Aún hay otra fullería en estas novelas, y ésta compete a su escritura y composición. Houellebecq dice que intenta no tener estilo, pero lo que ocurre es que todo le vale; su coartada es que «la escritura debe poder seguir al autor en toda la variedad de sus estados mentales», y se lo toma al pie de la letra, incluyendo la desidia expresiva, las ocurrencias descarriladas y los chistes de mal gusto; la ficción se resiente de tal dispersión, y apenas logra disimular su dependencia de lo panfletario. La fórmula de Plataforma es pasmosamente plana («forme plate», dicen de ella algunos críticos franceses): chico encuentra chica / chico pierde chica; por el medio, grandes dosis de sexo, algo de reflexión doctrinaria, muchas invectivas, tres o cuatro viajes de exotismo desaprovechado y una insistencia fatigosa en los detalles económicos y organizativos del negocio de los clubes de vacaciones sexuales. Más contenida es en este libro la presencia de otra de las tentaciones de Houellebecq: introducir varios géneros de escritura –y, entre ellos, la crítica literaria– en sus novelas. Si Las partículas elementales se ocupaba ocasionalmente de Proust o de Sollers e incrustaba en su texto algún poema y algún ensayo (en realidad un libelo racista redactado por uno de los personajes), en Plataforma se presume más, pero se hace menos: el único poema tiene cuatro versos, y el narrador se limita a anunciar sus ocurrencias creativas: «Mientras terminaba el arroz, esbocé el guión de una película pornográfica de aventuras llamada El salón de masaje»; «Esbocé las líneas directrices de una película pornosocial titulada Los mayores se desmelenan». Se diría también que el autor rebaja la altura del blanco al que dirige sus tiros literarios: el best-seller La tapadera, de Grisham, y Agatha Christie; no vaya a ser que sus ya numerosísimos lectores desconozcan referencias más selectas.

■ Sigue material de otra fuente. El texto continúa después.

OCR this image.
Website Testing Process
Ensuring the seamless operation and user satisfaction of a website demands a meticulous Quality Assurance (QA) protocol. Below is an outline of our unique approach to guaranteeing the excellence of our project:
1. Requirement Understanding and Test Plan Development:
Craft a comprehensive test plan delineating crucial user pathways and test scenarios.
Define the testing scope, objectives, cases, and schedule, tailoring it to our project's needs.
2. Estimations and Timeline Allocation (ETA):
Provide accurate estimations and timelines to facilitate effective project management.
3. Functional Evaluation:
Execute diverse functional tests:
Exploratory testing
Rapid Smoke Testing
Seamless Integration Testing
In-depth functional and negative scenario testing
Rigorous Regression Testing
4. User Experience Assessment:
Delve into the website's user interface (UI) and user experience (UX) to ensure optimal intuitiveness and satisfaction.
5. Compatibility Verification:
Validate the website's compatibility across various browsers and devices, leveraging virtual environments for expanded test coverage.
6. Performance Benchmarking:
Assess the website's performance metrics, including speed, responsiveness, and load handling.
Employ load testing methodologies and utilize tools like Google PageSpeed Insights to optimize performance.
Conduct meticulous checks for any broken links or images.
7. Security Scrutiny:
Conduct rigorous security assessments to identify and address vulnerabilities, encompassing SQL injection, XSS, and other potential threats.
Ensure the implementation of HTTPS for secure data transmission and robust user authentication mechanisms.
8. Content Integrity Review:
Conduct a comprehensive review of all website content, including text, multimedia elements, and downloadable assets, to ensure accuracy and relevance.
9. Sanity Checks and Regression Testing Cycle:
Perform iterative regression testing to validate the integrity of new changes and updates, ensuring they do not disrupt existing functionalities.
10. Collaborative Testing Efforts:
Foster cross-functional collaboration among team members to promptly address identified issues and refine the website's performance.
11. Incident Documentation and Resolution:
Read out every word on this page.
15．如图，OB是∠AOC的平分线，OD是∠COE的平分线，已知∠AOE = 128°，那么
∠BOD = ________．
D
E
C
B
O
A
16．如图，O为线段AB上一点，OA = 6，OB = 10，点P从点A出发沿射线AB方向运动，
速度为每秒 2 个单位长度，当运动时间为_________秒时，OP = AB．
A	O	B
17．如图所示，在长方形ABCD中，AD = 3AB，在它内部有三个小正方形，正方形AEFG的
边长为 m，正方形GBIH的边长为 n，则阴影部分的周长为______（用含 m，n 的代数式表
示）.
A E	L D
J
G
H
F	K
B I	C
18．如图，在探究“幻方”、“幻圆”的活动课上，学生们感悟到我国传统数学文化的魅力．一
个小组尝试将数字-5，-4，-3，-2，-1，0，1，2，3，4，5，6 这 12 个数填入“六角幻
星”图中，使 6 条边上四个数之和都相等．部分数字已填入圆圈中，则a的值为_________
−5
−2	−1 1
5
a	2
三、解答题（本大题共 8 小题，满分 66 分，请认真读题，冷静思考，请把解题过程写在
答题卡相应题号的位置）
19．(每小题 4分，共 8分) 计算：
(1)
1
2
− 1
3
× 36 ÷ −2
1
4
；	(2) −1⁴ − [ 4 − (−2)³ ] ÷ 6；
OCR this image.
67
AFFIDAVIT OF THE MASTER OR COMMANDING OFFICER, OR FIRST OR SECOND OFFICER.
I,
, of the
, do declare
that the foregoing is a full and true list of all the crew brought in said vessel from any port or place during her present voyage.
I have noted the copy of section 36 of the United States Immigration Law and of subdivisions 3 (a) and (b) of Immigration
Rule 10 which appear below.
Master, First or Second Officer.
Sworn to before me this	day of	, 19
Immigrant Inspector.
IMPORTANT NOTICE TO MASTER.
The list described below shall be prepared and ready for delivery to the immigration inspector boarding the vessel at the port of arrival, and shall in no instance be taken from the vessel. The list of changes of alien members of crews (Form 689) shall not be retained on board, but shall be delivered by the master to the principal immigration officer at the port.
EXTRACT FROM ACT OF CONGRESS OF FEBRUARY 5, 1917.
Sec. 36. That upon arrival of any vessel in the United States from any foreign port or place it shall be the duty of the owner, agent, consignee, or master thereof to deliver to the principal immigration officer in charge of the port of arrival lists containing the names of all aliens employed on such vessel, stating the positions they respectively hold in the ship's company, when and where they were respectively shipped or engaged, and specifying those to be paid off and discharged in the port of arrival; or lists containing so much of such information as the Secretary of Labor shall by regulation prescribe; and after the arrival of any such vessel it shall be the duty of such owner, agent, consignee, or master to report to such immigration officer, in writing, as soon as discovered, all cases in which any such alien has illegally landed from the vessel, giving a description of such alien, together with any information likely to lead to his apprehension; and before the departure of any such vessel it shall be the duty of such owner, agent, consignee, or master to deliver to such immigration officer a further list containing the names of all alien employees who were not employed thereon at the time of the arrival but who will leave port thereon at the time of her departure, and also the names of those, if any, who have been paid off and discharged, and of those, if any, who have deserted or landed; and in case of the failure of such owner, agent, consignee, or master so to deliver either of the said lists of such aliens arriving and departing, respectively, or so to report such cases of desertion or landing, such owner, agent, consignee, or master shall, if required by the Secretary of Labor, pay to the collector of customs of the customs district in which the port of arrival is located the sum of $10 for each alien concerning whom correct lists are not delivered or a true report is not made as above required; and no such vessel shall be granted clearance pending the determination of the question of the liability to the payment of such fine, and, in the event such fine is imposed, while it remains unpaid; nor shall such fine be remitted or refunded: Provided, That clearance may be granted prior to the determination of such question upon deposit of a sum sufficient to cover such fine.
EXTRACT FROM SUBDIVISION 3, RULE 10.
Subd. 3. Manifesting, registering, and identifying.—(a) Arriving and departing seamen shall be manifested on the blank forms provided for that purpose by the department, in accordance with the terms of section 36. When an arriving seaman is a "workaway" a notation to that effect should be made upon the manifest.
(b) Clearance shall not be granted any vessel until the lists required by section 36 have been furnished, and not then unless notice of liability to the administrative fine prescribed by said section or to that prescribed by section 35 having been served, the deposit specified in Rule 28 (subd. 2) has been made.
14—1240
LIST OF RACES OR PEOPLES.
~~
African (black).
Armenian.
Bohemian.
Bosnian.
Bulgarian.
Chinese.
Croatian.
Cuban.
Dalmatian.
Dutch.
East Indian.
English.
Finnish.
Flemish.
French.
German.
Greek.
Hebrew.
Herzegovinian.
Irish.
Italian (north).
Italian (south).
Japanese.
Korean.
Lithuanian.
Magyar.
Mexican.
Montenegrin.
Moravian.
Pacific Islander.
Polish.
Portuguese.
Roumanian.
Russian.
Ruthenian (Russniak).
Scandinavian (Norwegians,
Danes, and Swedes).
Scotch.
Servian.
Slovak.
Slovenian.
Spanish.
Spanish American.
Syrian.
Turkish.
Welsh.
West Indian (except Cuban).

Es usual comparar a Houellebecq con Kafka, Céline y Camus por su negro y vacío diagnóstico de la sociedad, por la violencia verbal, por la inconsistencia del sujeto y su tendencia depresiva. El propio autor hace aspavientos –más que guiños– culturales en el principio de Plataforma, que es a la vez eco de El extranjero y escena en la que se mata al padre y se ventila soezmente el complejo de Edipo. Pero no confundamos a la literatura con su paráfrasis. Ni nos confunda tampoco esta cultura mediática que convierte a los agresores en víctimas potenciales, y que inspira a Arrabal esta defensa de Houellebecq como digno aspirante al martirologio: «El entorno familiar le ha desequilibrado a usted tanto […] que no puede medir su propio sufrimiento. Y hoy es usted una víctima propiciatoria, el fruto de las nupcias entre justicieros y verdugos. Abierta la veda, es usted el joven poeta al que se puede arrastrar ante los tribunales, al que se pueden colgar todas las etiquetas, al que se puede escupir en la cara».